Flew begins by noting that the universe appears to obey laws, and claims that this requires an author of those laws. Related is that the universe and the laws of nature seem fine tuned for the kind of life we see in the universe. This is unconvincing. The fine tuning argument is dealt with nicely in this quote by Douglas Adams.
. . imagine a puddle waking up one morning and thinking, 'This is an interesting world I find myself in, an interesting hole I find myself in, fits me rather neatly, doesn't it? In fact it fits me staggeringly well, must have been made to have me in it!' This is such a powerful idea that as the sun rises in the sky and the air heats up and as, gradually, the puddle gets smaller and smaller, it's still frantically hanging on to the notion that everything's going to be alright, because this world was meant to have him in it, was built to have him in it; so the moment he disappears catches him rather by surprise. I think this may be something we need to be on the watch out for.From the 'fine tuning' issue Flew moves to abiogenisis. This is where the god of the gaps is in full force. His claim is that since science as yet has not developed a good theory for the origin of life, it must have been god that started it all. There is no evidence for this position and science is not static. It is impossible to predict the future of science, but odds are on science to fill the gap and force theist to find another gap for god to fill.
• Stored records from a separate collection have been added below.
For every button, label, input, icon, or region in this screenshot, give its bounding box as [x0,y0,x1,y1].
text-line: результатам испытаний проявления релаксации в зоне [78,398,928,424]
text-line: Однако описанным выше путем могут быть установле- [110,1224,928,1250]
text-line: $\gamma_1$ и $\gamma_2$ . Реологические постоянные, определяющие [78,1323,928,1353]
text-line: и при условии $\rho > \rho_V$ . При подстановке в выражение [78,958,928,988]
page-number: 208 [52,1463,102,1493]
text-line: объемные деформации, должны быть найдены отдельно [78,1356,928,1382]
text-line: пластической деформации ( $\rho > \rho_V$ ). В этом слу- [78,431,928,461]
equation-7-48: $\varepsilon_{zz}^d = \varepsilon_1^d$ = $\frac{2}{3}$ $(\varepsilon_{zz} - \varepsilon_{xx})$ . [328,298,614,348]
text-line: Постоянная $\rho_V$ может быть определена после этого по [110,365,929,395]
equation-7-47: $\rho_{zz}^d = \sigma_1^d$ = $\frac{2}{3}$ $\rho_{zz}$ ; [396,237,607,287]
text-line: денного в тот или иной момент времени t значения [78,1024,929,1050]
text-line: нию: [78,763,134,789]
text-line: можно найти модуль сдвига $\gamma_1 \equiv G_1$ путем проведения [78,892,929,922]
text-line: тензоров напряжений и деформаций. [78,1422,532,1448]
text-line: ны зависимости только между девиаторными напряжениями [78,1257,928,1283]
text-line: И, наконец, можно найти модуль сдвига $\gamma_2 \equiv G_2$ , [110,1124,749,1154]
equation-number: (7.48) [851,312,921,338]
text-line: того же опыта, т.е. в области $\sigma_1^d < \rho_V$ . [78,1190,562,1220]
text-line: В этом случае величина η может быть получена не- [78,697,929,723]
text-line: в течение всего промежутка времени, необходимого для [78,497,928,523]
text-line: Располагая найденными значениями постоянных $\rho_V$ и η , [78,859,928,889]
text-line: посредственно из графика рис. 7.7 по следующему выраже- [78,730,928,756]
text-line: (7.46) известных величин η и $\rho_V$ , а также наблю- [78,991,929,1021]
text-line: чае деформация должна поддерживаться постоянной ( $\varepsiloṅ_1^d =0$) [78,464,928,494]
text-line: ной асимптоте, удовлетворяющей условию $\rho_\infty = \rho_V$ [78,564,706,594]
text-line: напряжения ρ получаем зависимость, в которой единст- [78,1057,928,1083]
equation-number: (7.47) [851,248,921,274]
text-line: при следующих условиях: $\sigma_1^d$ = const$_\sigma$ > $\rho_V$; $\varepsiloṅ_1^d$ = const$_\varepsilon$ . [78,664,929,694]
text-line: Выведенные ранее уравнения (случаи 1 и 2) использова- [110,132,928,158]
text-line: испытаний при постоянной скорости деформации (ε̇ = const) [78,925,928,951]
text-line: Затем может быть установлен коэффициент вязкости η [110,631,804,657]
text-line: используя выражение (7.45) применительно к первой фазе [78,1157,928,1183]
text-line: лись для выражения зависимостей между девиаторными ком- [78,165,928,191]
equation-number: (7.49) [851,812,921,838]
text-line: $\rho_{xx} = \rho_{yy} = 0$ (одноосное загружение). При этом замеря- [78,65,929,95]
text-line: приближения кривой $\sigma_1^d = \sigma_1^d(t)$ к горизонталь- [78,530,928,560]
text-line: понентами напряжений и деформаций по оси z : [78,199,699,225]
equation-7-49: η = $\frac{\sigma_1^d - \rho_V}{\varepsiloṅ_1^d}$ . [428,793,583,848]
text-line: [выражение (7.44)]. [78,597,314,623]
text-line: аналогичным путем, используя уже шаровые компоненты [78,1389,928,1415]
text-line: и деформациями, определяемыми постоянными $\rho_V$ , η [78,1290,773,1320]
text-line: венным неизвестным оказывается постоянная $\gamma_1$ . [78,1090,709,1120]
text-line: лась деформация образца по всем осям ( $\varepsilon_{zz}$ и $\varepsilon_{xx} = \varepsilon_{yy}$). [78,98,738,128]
Finally we get to the question of why there is something rather than nothing. The discussion here is essentially personal incredulity. The origin of the universe may always be a mystery. There are ideas like quantum vacuums and zero net energy. But those don't don't seem like satisfactory explanations to Flew. He doesn't find it compelling or he doesn't understand it. This doesn't make it wrong. Since this is a place where science hasn't come to definite conclusions, Flew says that makes it a philosophical problem rather than a scientific one. I think that is a bunch of garbage. Philosophers can sit around all day and wonder about hard questions, but they won't gather any data to answer those questions without doing science.
From here the rest of the book is lots of philosophical talk that sort of didn't mean anything to me.
Overall there was nothing new in this book that I hadn't seen before. A few weak god of the gaps arguments, and a bit philosophical hand waving. Not the kind of thing you'd hope for in a book that is supposed to make a convincing stand for the existence of god. What would be convincing for me might be some physical evidence or hypothesized mechanisms for how a god could answer the questions posed in the book.